十六日戊午、御陣屋いて候てそうか原かへり候、

十七日己未、関白様去十日ニ吉田*29迄御成候、彼地ニ十三日迄御逗留候由候

十八日庚申、材木あたり*30候、関白様田中*31迄御成候由候

十九日辛酉、関白様今日駿府*32迄御成候由候、戸田三郎右衛門*33所江石風呂ニ入候、よしハら御陣屋すくなく候とて又あたり候

二十日壬戌、吉原小屋普請ニ人数つかハし候、関白様駿府迄御成候て殿様御こし候

廿二日甲子、殿様御帰候

廿三日乙丑、関白様清見寺*34迄御成候御前へ出候、天神山にて材木引候、夜より雨降

廿四日丙寅、同材木引候戸田左門ふる舞候

廿六日戊辰、関白様よしハら*35迄御成候

廿七日己巳、関白様沼津*36迄御成候見物ニ越候

廿八日庚午、山中筋物見関白様御越にて長久保城へ御成候

廿九日辛未、山中筋をしこませられ*37候、山中城*38中納言殿衆*39のりくつし*40

図1. 家忠日記登場地名関係図

『日本歷史地名大系 静岡県』より作成

図2. 駿河国略図

「駿河国」(『国史大辞典』より作成)

図3. 遠江国略図

「遠江国」(『国史大辞典』より作成)

「家忠日記」によると家康が遠江国中泉の知行割を行うなど領国支配の基礎固めを行う一方で、軍勢の通過に意を払っている様子がうかがえる。

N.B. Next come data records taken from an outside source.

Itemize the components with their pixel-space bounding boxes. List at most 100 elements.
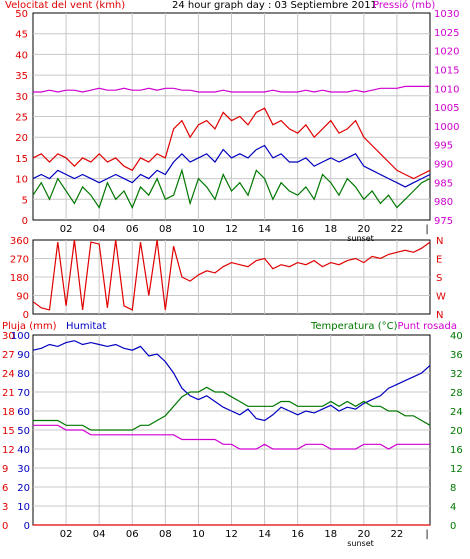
pressure-tick-label: 1010 — [434, 84, 459, 95]
temperature-tick-label: 40 — [450, 331, 463, 342]
rain-tick-label: 0 — [2, 521, 8, 532]
x-tick-label: 12 — [225, 224, 238, 235]
x-tick-label: 06 — [126, 529, 139, 540]
x-tick-label: 14 — [258, 224, 271, 235]
wind-tick-label: 45 — [15, 30, 28, 41]
x-tick-label: 18 — [324, 224, 337, 235]
rain-tick-label: 30 — [2, 331, 15, 342]
direction-tick-label: 180 — [10, 273, 29, 284]
pressure-tick-label: 1005 — [434, 103, 459, 114]
wind-tick-label: 50 — [15, 9, 28, 20]
humidity-tick-label: 60 — [17, 407, 30, 418]
x-tick-label: 12 — [225, 529, 238, 540]
humidity-tick-label: 10 — [17, 502, 30, 513]
pressure-axis-label: Pressió (mb) — [373, 0, 436, 11]
direction-series — [32, 239, 431, 311]
direction-tick-label: 90 — [16, 292, 29, 303]
humidity-tick-label: 0 — [24, 521, 30, 532]
rain-tick-label: 3 — [2, 502, 8, 513]
x-tick-label: 06 — [126, 224, 139, 235]
direction-tick-label: 270 — [10, 255, 29, 266]
temperature-tick-label: 0 — [450, 521, 456, 532]
pressure-tick-label: 990 — [434, 160, 453, 171]
x-tick-label: 04 — [93, 529, 106, 540]
wind-tick-label: 0 — [22, 216, 28, 227]
rain-tick-label: 27 — [2, 350, 15, 361]
wind-tick-label: 10 — [15, 175, 28, 186]
chart-title: 24 hour graph day : 03 Septiembre 2011 — [172, 0, 377, 11]
x-tick-label: 20 — [357, 529, 370, 540]
compass-tick-label: W — [436, 292, 446, 303]
humidity-tick-label: 80 — [17, 369, 30, 380]
x-tick-label: 08 — [159, 224, 172, 235]
pressure-tick-label: 1015 — [434, 65, 459, 76]
x-tick-label: 10 — [192, 224, 205, 235]
temperature-tick-label: 4 — [450, 502, 456, 513]
temperature-tick-label: 16 — [450, 445, 463, 456]
humidity-axis-label: Humitat — [66, 321, 107, 332]
sunset-label: sunset — [347, 539, 374, 548]
x-tick-label: 22 — [391, 224, 404, 235]
x-tick-label: 04 — [93, 224, 106, 235]
x-tick-label: 10 — [192, 529, 205, 540]
temperature-tick-label: 24 — [450, 407, 463, 418]
humidity-tick-label: 90 — [17, 350, 30, 361]
wind-series-green — [32, 168, 431, 210]
x-tick-label: 18 — [324, 529, 337, 540]
compass-tick-label: E — [436, 255, 442, 266]
wind-tick-label: 30 — [15, 92, 28, 103]
pressure-tick-label: 1025 — [434, 28, 459, 39]
wind-tick-label: 35 — [15, 71, 28, 82]
wind-tick-label: 5 — [22, 195, 28, 206]
temperature-tick-label: 8 — [450, 483, 456, 494]
pressure-tick-label: 980 — [434, 197, 453, 208]
series-temperature-green — [33, 386, 431, 431]
x-tick-label: 22 — [391, 529, 404, 540]
temperature-tick-label: 36 — [450, 350, 463, 361]
x-tick-label: 02 — [60, 529, 73, 540]
x-tick-label: 02 — [60, 224, 73, 235]
humidity-tick-label: 50 — [17, 426, 30, 437]
humidity-tick-label: 20 — [17, 483, 30, 494]
rain-tick-label: 6 — [2, 483, 8, 494]
x-tick-label: | — [425, 224, 428, 235]
humidity-tick-label: 30 — [17, 464, 30, 475]
compass-tick-label: N — [436, 310, 443, 321]
wind-tick-label: 25 — [15, 113, 28, 124]
compass-tick-label: N — [436, 236, 443, 247]
rain-tick-label: 18 — [2, 407, 15, 418]
pressure-tick-label: 1030 — [434, 9, 459, 20]
wind-tick-label: 40 — [15, 50, 28, 61]
pressure-tick-label: 995 — [434, 141, 453, 152]
rain-tick-label: 9 — [2, 464, 8, 475]
x-tick-label: 14 — [258, 529, 271, 540]
wind-axis-label: Velocitat del vent (kmh) — [5, 0, 126, 11]
wind-tick-label: 15 — [15, 154, 28, 165]
direction-tick-label: 360 — [10, 236, 29, 247]
x-tick-label: 08 — [159, 529, 172, 540]
dewpoint-axis-label: Punt rosada — [397, 321, 457, 332]
humidity-tick-label: 70 — [17, 388, 30, 399]
pressure-tick-label: 1000 — [434, 122, 459, 133]
compass-tick-label: S — [436, 273, 442, 284]
rain-tick-label: 21 — [2, 388, 15, 399]
direction-tick-label: 0 — [23, 310, 29, 321]
wind-series-magenta — [33, 85, 430, 93]
rain-tick-label: 12 — [2, 445, 15, 456]
pressure-tick-label: 985 — [434, 178, 453, 189]
humidity-tick-label: 100 — [11, 331, 30, 342]
temperature-tick-label: 20 — [450, 426, 463, 437]
humidity-tick-label: 40 — [17, 445, 30, 456]
pressure-tick-label: 1020 — [434, 47, 459, 58]
temperature-tick-label: 28 — [450, 388, 463, 399]
x-tick-label: 16 — [291, 224, 304, 235]
wind-series-red — [32, 107, 431, 180]
series-humidity-blue — [32, 340, 431, 422]
temperature-axis-label: Temperatura (°C) — [311, 321, 398, 332]
pressure-tick-label: 975 — [434, 216, 453, 227]
x-tick-label: 16 — [291, 529, 304, 540]
rain-axis-label: Pluja (mm) — [2, 321, 57, 332]
temperature-tick-label: 12 — [450, 464, 463, 475]
wind-tick-label: 20 — [15, 133, 28, 144]
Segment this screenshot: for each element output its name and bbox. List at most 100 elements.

とくに秀吉を迎えるため「御茶屋」、つまり遊郭を建てたり、舟橋を掛けたりしている。

当然これらの負担は領国内の百姓が負うことになる。そういう意味において2月22日水野秀忠が三河から「百姓難渋申し候由にて」やってきたという部分の詳細が気になるところである。